Gov. Arnold Schwarzenegger has directed the group to determine if California has enough fire engines and personnel, as well as look at whether the state should allow homes and businesses to be built in areas with high wildfire risk.

“The governor believes the state did a great job in its response to the fires, but we should always be asking ourselves what additional steps we need to take to do even better,” said Schwarzenegger spokesman Aaron McLear. “He is calling on the experts to examine the most recent fires and to make additional recommendations to ensure we are always improving our fire response.”

The panel began its work on a day when the administration confirmed that state agencies have been directed to draft plans for a 10 percent, across-the-board spending cut. If enacted, it would be the biggest round of budget cuts since Schwarzenegger took office in 2003.

“Any time they start talking about cutting budgets and reducing revenues … that’s a concern,” Warren said.

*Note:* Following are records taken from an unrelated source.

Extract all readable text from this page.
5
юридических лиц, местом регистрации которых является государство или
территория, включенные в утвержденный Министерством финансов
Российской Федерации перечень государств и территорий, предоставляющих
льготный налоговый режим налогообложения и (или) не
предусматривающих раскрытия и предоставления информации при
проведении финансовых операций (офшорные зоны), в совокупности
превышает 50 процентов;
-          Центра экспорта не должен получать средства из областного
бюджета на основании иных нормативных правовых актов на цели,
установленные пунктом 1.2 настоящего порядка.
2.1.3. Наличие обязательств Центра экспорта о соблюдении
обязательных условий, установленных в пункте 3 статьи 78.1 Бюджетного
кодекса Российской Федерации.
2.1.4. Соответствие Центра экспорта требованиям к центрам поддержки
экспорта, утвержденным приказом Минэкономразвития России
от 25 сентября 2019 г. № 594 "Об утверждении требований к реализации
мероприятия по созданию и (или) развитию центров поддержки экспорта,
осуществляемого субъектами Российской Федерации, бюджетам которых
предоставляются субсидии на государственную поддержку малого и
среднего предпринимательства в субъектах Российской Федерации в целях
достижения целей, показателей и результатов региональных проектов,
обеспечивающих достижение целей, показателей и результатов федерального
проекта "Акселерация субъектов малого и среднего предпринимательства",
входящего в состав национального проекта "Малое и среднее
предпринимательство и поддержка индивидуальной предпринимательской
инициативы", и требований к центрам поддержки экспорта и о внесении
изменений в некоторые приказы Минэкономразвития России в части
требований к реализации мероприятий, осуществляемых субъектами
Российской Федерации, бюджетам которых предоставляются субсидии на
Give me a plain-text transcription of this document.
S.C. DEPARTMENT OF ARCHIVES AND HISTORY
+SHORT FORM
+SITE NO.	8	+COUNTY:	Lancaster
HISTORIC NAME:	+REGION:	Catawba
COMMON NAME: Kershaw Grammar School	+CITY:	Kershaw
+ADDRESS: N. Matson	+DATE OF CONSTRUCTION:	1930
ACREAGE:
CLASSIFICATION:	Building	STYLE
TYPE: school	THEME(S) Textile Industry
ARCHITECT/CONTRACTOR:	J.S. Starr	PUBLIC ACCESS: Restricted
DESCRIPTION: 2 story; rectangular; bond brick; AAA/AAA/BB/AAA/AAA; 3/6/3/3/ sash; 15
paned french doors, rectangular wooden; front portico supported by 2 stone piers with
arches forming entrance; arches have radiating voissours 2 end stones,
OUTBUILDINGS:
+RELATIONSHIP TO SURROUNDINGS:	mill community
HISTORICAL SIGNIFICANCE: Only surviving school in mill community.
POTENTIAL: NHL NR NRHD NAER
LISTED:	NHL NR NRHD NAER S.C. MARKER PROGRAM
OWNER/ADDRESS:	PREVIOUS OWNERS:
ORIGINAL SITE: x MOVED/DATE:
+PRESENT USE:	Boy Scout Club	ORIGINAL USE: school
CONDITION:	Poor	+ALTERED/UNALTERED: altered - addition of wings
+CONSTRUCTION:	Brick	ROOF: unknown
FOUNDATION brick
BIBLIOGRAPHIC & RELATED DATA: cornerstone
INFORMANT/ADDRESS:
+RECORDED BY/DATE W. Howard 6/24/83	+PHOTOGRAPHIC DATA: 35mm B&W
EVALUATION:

Warren said he expected to complete a report in early 2008, but indicated it could take longer. Among the issues: working with communities to update fire codes and building standards in light of wildfire risks.

Wills, who was one of about 30 people who attended the meeting, said issues from radio communications to building codes to aircraft used in firefighting will be discussed.

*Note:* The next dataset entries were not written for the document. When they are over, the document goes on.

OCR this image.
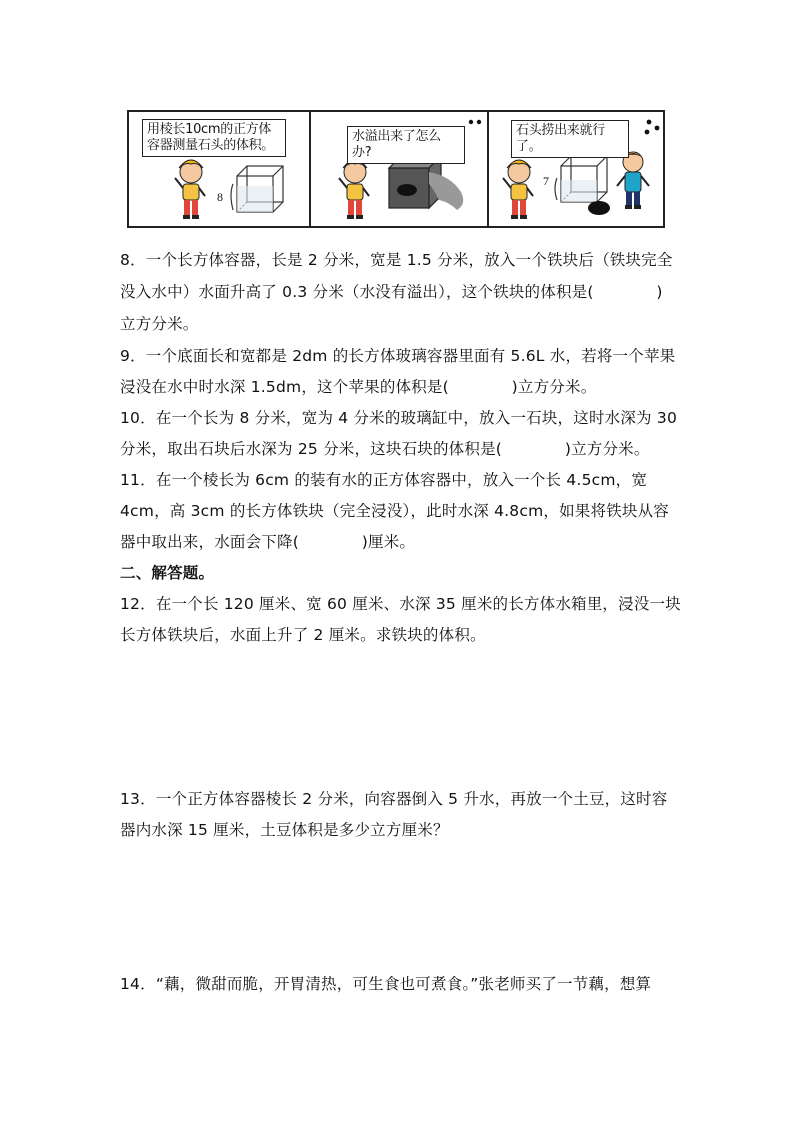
用棱长10cm的正方体容器测量石头的体积。
8
水溢出来了怎么办?
石头捞出来就行了。
7
8．一个长方体容器，长是 2 分米，宽是 1.5 分米，放入一个铁块后（铁块完全
没入水中）水面升高了 0.3 分米（水没有溢出），这个铁块的体积是(　　　　)
立方分米。
9．一个底面长和宽都是 2dm 的长方体玻璃容器里面有 5.6L 水，若将一个苹果
浸没在水中时水深 1.5dm，这个苹果的体积是(　　　　)立方分米。
10．在一个长为 8 分米，宽为 4 分米的玻璃缸中，放入一石块，这时水深为 30
分米，取出石块后水深为 25 分米，这块石块的体积是(　　　　)立方分米。
11．在一个棱长为 6cm 的装有水的正方体容器中，放入一个长 4.5cm，宽
4cm，高 3cm 的长方体铁块（完全浸没），此时水深 4.8cm，如果将铁块从容
器中取出来，水面会下降(　　　　)厘米。
二、解答题。
12．在一个长 120 厘米、宽 60 厘米、水深 35 厘米的长方体水箱里，浸没一块
长方体铁块后，水面上升了 2 厘米。求铁块的体积。
13．一个正方体容器棱长 2 分米，向容器倒入 5 升水，再放一个土豆，这时容
器内水深 15 厘米，土豆体积是多少立方厘米？
14．“藕，微甜而脆，开胃清热，可生食也可煮食。”张老师买了一节藕，想算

A similar group convened after the 2003 fires and issued dozens of recommendations to improve firefighting. Part of the task force’s work will be to see if those recommendations were followed and, if so, what worked.

Schwarzenegger wasn’t always focused on improvements, however.

For days after the fires grew out of control on Oct. 21, he said the state’s disaster response was textbook. Only after Southern California fire officials clamored for additional support and The Associated Press revealed government rules delayed dozens of water-dumping aircraft from reaching the blazes did Schwarzenegger acknowledge the state may have been able to do better.

The task force is meeting behind closed doors, which raised questions about accountability.

“The Legislature will be holding public hearings (on the wildfires), and we are hoping the administration does the same,” said Steve Maviglio, a spokesman for Assembly Speaker Fabian Nunez.

Assemblyman Pedro Nava, a Santa Barbara Democrat who heads the Joint Legislative Committee on Emergency Services and Homeland Security, said his committee will hold the hearings.

Among the recommendations the task force may have to revisit is better coordination to quickly begin aerial attacks on wildfires.

Three years ago, panel members said finding ways to quickly get military helicopters and planes airborne to battle raging wildfires should be a “high priority.” Yet, delays launching aircraft revealed a system still suffering from communication and planning shortfalls.